In 2005, based solely on the characteristics of the skin covering, Deynat demonstrated that saw-fish of the genus Pristis, can be divided into two groups according to the characteristics of their denticles, and the conclusion was identical to a genetic study carried out a few months later. At the end of 2006, he was given the opportunity to use the characteristics of the skin covering for a practical purpose, that of identifying the isolated fins of sharks. This project was done in collaboration with the World Wide Fund for Nature, Shark Alliance and QUAE for fighting against shark finning. While continuing to work on it, his revision work on the skin covering of Potamotrygonidae enabled him to discover a new species from Guyana, which he named with the first name of his daughter Marina, Potamotrygon Marinae. This discovery allowed him to re-emphasize his research with the mainstream press, and raise public awareness of pinning by participating in a debate organized in 2007 as part of the Jules Verne Aventures Festival. He continued his work alone, and in 2009 he published a book for the general public on fish and marine mammals.

In 2010, Deynat's work on the identification of fins was published, which earned him many congratulations without having much concrete effects on the fate of sharks. By continuing the general study of cartilaginous fishes, the Odontobase was completed, which sheded light on the shark attacks that occurred in Réunion in 2011 and 2012. In 2012, he won a legal case against the Encyclopædia Universalis, but lost a case against the marked posts of the National Museum of Natural History in Paris. He therefore continued his research on the applications of Odontobase in the identification of objects covered with stingray, but also in the identification of shark fins for customs services. His specialty allowed him to contribute to various exhibitions, including that of the Oceanographic Museum of Monaco, where he became a leading expert on skin coverings. In 2015, he participated in the short films of La Belle Société Production.
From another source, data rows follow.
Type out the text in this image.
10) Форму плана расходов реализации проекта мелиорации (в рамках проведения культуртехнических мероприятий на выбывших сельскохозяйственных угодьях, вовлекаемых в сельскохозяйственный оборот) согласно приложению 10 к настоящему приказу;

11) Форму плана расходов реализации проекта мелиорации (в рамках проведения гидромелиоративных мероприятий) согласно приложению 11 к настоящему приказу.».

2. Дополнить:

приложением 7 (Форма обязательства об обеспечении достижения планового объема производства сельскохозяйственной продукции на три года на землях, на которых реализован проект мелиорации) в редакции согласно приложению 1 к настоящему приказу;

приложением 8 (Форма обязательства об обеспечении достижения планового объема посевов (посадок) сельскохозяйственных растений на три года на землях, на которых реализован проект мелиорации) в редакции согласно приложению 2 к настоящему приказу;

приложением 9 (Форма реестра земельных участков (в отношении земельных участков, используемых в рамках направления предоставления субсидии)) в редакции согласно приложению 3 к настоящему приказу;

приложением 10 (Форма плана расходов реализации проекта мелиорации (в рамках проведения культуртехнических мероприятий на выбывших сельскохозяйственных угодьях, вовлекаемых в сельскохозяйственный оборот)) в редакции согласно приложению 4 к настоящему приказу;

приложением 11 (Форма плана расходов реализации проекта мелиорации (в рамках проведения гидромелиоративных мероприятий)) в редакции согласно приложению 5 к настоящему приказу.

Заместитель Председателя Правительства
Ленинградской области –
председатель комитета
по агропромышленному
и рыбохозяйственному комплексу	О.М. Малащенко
Since 2016, Deynat has been working on writing articles that he had left pending, and continuing his collaborations with scientific organizations in the enrichment of Odontobase and the identification of objects covered with skins of sharks and rays. As of 2020, a new database on the characteristics of the skin covering of bony fish was set up to help refine the identification of ethnological objects.

== Awards ==
In 1991, Deynat obtained a scholarship from the Fondation Marcel Bleustein-Blanchet, whose sponsor was the Prince of Monaco, Rainier III.

In 2016, he was proposed to join the jury for the "taste of science" prize, organized since 2009 by the Minister of Higher Education, Research and Innovation, alongside biologist Pierre-Henri Guyon and prehistorian Marylène Pathou-Mathis. He met the Secretary of State for Research, Thierry Mandon. In 2017, he also met the Minister of Research Frédérique Vidal during the "science for all" operation at the Gibert Joseph bookstore.

In 2020, he was a member of the jury of the Parish Shark Fest, and participated there every year as a guest ever since.

== Additional Activities ==
Deynat also became involved in scientific dissemination and the fight against the trafficking of endangered species. During his years in Amiens, he participated in the Culture and Sciences association, housed in the former house of Jules Verne, down the rue Charles Dubois where he himself lived. During these years, he co-directed a biology-geology workshop, developed an exhibition on sea creatures, and was the editor-in-chief of the association's journal.

Deynat also participated in a number of radio programs, and wrote several articles in the press. He also participated in some written interviews.